Published 11:06 pm Wednesday, February 22, 2012

It’s been 50 years since the first news event I remember, even before John F. Kennedy’s assassination.
On Feb. 20, 1962, when John Glenn became the first American to orbit the earth, I was in Mrs. Hunsberger’s afternoon kindergarten at Patrick Hamilton Elementary School.
We followed this momentous three-orbit, five-hour mission with great excitement.
Years later at the Smithsonian I saw Glenn’s Friendship 7 (named by his two children) Mercury capsule, so small it looked like one of us kindergarteners should have switched places with him.
Glenn, who rode his heroism in that tin can to an Ohio Senate seat, is 90 now. Besides the requisite parade and medal because of the space race with Russia, he’s such an old-school Marine, he’s had the same wife all this time.
I loved that he told Annie he was going out for a pack of gum, as he did every time he flew a mission as a fighter pilot.
For my eighth birthday, my grandparents in Cassopolis gave me a Kodak Instamatic camera. It’s more a mournful moment to think that the Google of its day ended in Chapter 11 while Japanese rival Fujifilm thrived.
George Eastman founded the company which defined the photo industry in 1888.
Ironically, Kodak invented the first digital camera in 1975, the year I graduated from high school.
Executives anticipated digital photography overtaking film, but didn’t focus on the future until competitors crowded the marketplace.
“Even the most technologically innovative companies need to have farsighted management,” The Boston Globe opined.
So in that regard, Kodak’s insistence on perfect products brings to mind Apple CEO Steve Jobs.
I just finished his 630-page biography by Walter Isaacson, former Time magazine managing editor. It was a Christmas present from another industrial designer, my daughter, Savannah, studying in Cleveland.
Jobs’ well-earned reputation as a jerk should not overshadow the legacy that should be required reading for MBAs. He took full responsibility for products from beginning to end and put them before return on investment. No captive to focus groups or bean counters, Jobs stressed innovation over the bottom line as he relentlessly executed his vision and passion for building an enduring company of people driven by desire to make good products.
“Sure, it was great to make a profit,” he said, “because that was what allowed you to make great products.”

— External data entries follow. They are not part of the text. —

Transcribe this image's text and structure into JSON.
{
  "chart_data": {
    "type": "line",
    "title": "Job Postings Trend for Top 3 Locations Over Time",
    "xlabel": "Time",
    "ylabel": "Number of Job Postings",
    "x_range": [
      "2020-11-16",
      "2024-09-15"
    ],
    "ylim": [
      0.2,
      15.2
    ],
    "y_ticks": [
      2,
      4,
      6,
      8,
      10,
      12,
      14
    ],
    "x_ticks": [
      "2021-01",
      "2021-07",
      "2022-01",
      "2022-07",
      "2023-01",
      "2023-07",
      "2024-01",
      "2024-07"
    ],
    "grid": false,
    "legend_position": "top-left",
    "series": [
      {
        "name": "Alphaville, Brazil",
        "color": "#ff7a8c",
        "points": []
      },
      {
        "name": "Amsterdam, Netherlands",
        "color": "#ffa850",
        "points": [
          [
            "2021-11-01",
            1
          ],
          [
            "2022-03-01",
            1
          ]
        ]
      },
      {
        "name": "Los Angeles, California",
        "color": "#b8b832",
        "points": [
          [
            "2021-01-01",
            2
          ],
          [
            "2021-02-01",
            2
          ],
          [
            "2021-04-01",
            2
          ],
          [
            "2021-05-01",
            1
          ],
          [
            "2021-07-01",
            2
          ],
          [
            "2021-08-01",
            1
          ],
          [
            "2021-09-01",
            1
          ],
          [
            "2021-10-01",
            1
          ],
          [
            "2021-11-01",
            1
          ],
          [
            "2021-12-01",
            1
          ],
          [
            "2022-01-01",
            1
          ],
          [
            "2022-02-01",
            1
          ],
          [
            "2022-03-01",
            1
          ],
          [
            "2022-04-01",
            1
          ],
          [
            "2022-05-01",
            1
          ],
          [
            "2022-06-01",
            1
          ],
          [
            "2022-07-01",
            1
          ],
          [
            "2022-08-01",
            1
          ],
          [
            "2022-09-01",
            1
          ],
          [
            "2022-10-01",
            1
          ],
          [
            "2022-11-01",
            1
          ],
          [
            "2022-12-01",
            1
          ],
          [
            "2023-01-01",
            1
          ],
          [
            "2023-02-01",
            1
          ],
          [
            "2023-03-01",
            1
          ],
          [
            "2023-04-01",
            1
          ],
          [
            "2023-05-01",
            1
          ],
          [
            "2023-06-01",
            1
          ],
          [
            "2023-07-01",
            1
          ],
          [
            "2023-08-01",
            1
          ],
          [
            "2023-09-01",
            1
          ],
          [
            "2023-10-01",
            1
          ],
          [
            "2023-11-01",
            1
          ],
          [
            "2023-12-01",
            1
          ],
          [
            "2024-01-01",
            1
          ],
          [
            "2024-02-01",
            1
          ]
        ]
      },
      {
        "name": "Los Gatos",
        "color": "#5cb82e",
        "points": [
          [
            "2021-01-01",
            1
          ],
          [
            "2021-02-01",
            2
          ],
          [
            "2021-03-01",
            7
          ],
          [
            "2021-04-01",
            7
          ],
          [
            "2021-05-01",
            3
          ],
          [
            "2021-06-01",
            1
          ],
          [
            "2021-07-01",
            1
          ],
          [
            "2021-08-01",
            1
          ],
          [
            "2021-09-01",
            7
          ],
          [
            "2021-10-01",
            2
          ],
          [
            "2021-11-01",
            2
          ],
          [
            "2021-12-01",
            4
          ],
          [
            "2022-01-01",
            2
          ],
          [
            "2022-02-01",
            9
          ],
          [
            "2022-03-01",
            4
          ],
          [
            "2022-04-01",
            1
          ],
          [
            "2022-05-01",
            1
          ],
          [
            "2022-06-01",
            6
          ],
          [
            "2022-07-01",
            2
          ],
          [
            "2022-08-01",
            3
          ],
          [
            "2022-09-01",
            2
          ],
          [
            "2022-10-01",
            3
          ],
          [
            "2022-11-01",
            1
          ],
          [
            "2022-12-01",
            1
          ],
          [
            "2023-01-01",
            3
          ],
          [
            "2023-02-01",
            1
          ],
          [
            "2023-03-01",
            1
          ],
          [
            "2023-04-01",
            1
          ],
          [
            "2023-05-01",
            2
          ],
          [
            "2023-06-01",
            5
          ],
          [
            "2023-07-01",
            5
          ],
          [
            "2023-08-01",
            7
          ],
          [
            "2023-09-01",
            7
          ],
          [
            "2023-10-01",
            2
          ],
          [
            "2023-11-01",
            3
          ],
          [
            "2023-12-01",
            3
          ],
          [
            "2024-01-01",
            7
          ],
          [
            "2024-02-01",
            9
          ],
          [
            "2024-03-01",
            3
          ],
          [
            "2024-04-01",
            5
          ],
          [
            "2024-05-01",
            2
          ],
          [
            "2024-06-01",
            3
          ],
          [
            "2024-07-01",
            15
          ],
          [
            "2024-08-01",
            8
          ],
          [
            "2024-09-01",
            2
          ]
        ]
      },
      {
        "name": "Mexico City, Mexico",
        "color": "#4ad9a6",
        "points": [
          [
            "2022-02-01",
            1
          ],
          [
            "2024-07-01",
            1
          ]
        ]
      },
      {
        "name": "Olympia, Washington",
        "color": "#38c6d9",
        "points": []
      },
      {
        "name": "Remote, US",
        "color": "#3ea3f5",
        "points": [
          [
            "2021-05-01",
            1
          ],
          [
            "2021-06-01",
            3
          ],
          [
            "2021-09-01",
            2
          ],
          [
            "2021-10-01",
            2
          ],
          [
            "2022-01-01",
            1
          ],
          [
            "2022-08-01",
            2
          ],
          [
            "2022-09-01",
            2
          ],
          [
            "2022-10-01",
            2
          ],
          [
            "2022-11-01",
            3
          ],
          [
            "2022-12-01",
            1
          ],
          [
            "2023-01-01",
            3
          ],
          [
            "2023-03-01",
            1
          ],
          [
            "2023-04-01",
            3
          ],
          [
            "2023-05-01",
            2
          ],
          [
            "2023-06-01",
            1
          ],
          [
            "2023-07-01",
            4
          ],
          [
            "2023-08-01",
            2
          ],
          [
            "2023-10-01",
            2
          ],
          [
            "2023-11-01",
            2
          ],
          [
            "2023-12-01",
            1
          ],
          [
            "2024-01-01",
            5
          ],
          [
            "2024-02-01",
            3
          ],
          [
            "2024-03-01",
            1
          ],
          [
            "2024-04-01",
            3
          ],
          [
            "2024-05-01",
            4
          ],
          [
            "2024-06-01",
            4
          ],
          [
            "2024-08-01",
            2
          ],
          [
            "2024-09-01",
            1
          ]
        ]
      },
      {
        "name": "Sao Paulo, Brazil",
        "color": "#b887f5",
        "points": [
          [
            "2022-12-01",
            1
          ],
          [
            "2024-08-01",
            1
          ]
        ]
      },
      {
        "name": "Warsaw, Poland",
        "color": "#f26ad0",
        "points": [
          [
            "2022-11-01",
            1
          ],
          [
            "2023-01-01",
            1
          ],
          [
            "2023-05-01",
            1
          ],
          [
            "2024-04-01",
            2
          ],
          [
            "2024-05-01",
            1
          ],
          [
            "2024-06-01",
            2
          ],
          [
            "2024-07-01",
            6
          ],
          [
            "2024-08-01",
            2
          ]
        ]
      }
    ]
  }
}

His entrepreneurial zeal kept Apple investing in research and development when the dot com bubble burst and the rest of Silicon Valley shut down the spending spigot, enabling Jobs to engineer the corporate turnaround of the century.
The recession gave birth to iPods, iTunes and Apple stores that transformed it into the world’s most valuable company.
Something to think about with $2 trillion worth of cash parked on corporate balance sheets and few CEOs with Jobs’ bravado.
Business has been dominated by hyperefficiency rather than real growth born out of innovation.